Lakukan Inovasi Kemasan Agar Produk Tahan Lama

Sejak dipasarkan pada 2020, Niekting kini setidaknya mampu memproduksi kurang lebih 1000 pcs dalam satu bulan yang dipasarkan ke wilayah Jabodetabek. Selama kurun tiga tahun berjalan, Niekting juga terus melakukan inovasi bukan saja pada komposisi produk dan proses pengolahannya, tetapi hingga proses pengiriman.

Pada periode awal pengembangan, kemasan Niekting masih menggunakan styrofoam dan pengirimannya sangat mengandalkan ice gel. Kini, dengan inovasi kemasan yang telah dilakukan Niekting, Inna tidak perlu repot untuk menambahkan ice gel dalam pengirimannya.

“Dengan suhu luar ruang maksimal 28 derajat celcius, kira-kira setelah dikeluarkan dari storage Niekting yang bersuhu 4-7 derajat celcius, asinan bisa bertahan di perjalanan selama tiga hari sampai diterima oleh pelanggan. Jadi sekarang lebih advance,” kata Inna.

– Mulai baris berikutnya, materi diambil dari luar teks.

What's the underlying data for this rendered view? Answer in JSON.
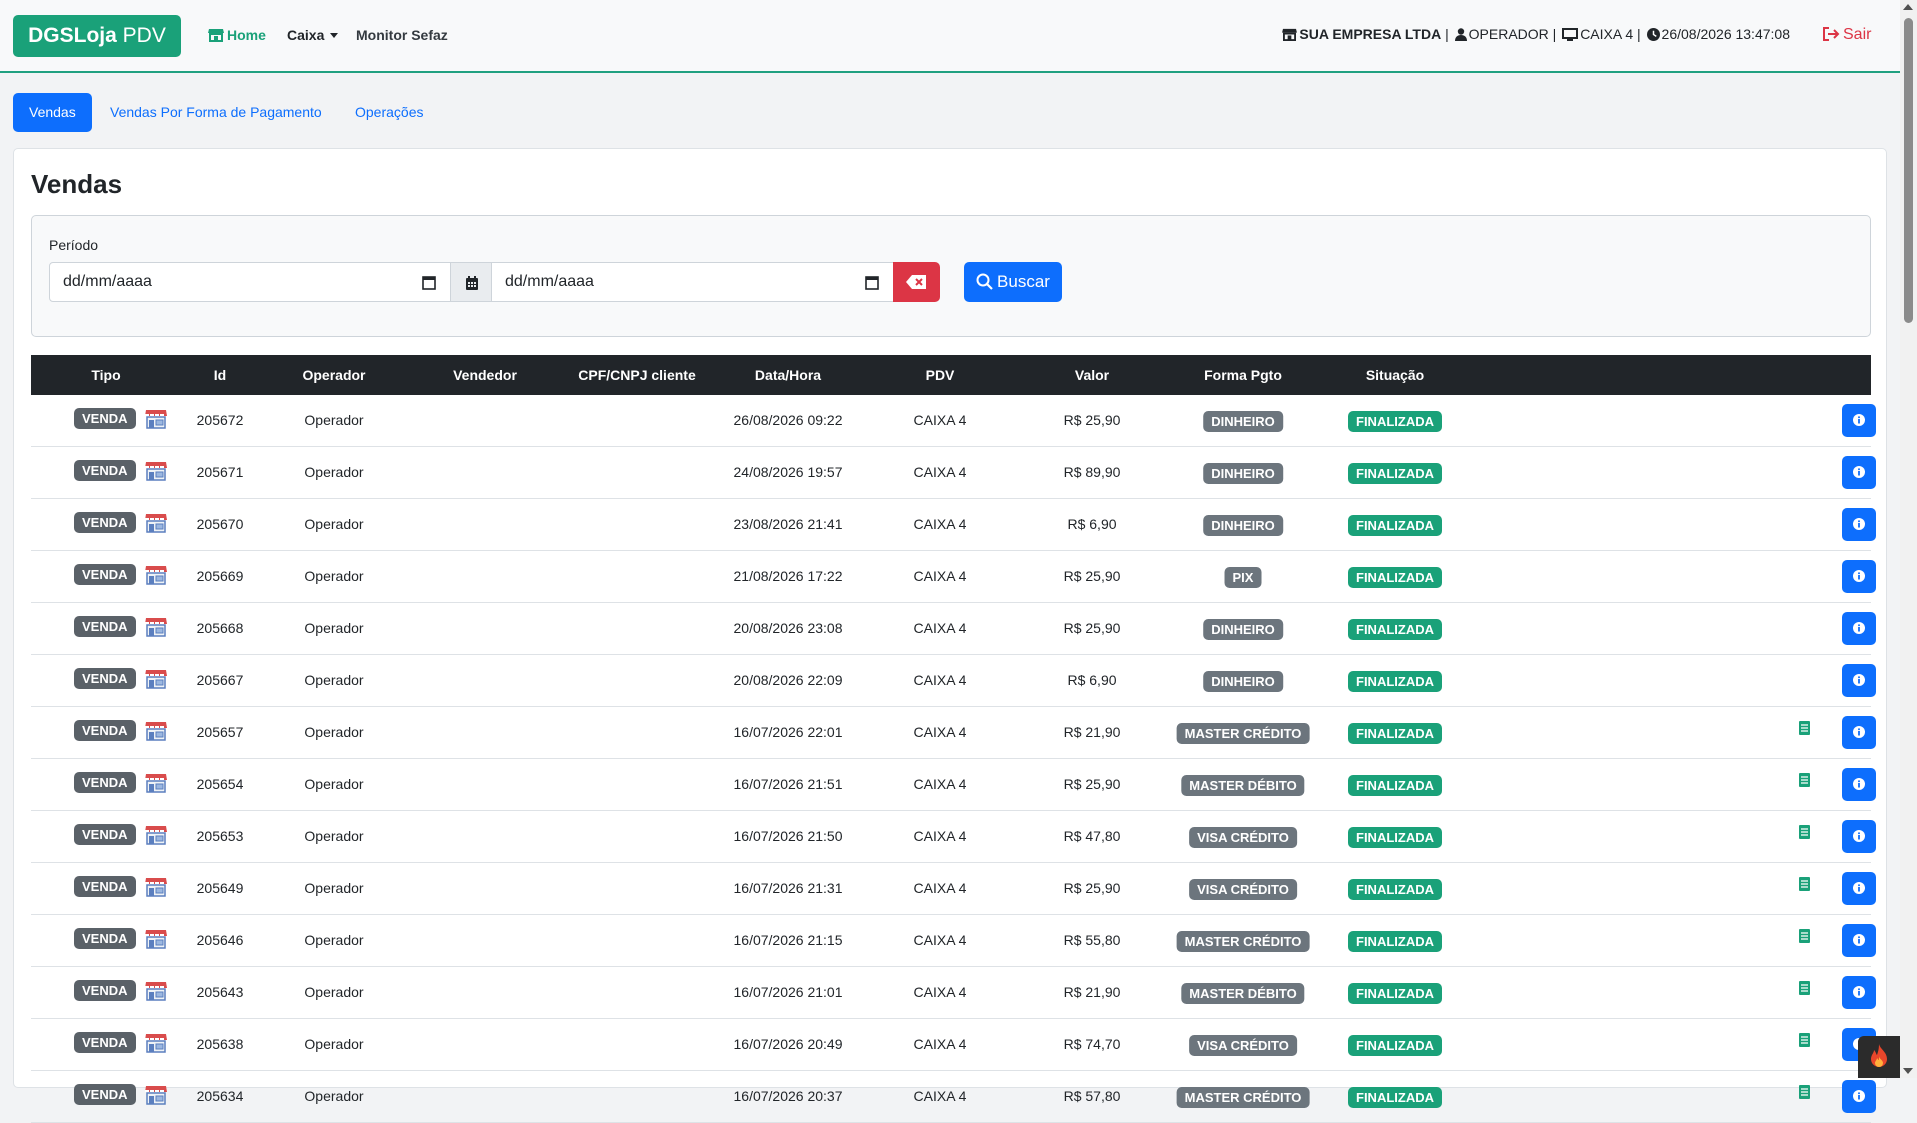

Hal tersebut juga jauh berkembang bila dibandingkan dengan masa ketika usaha asinan masih dijalankan sang ibu. Dulu, asinan dikirimkan menggunakan rantang sehingga layanan antar asinan cuma bisa dilakukan untuk para pelanggan dengan jarak dekat.

“Pada saat usaha dijalankan ibu saya, itu belum ada kemasan. Sebagai ukuran biasanya menggunakan mangkuk mi ayam lalu dipindahkan ke rantang untuk dikirim,” kata Inna.

Baca Juga: Manfaatkan Sosial Media, Petani Ini Jualan Sayuran Organik Merbabu Hingga Omset Ratusan Juta per Bulan


Ikuti Bedah Desain Kemasan 

Meski secara merek belum genap berusia lima tahun, tetapi Niekting terus melakukan pengembangan untuk menjadi produk UMKM yang lebih sempurna. Beberapa di antaranya, Inna kerap mengikuti kurasi bisnis yang diselenggarakan oleh beberapa kementerian dan lembaga. 

Kurasi bisnis yang pernah diikuti Niekting di antaranya adalah Bedah Desain Kemasan (Bedakan) 2023 dari Kemenparekraf RI dan menjadi 25 finalis untuk wilayah Jabar, Banten, dan DKI Jakarta. Niekting juga menjadi satu di antara 10 UMKM yang mendapatkan bantuan promosi senilai masing-masing Rp100 juta di Festival UMKM Kumparan 2023. 

Terbaru, Niekting juga mengikuti bazar yang berlangsung di Sarinah Thamrin Jakarta dalam Bazar UMKM untuk Indonesia. Ajang-ajang tersebut setidaknya membuat Niekting lebih dilirik pasar. Dampak lainnya, branding Niketing pun jadi naik dan mendapat banyak peliputan dari media.

Inna Sri Sugiati (tengah atau keempat dari kiri). Sumber foto: Kumparan.

Selain terus berbenah dengan mengikuti berbagai pelatihan, kompetisi dan kurasi bisnis, komitmen Niekting untuk mengedepankan konsumen juga dilakukan dengan memberikan alternatif pilihan di produknya. Semula, saat bisnis asinan masih dijalankan sang ibu, buah nanas langsung dicampur di dalam asinan. Namun, karena menurut Inna ada beberapa konsumen yang memiliki kondisi tidak bisa mengonsumsi nanas, ia pun menyesuaikannya dengan memisahkan nanas dan menjadikannya sebagai pilihan topping.

“Karena saya cenderung melihat ada pelanggan yang tidak mengonsumsi nanas karena penderita diabetes. Akhirnya Niekting mengakomodasinya dan menyesuaikannya dengan kebutuhan pelanggan kami.”

Ke depan, Inna berharap Niekting bisa menjadi pilihan bagi konsumen yang ingin tetap ngemil namun punya kandungan gizi yang tinggi dan bisa menjadi alternatif camilan sehat.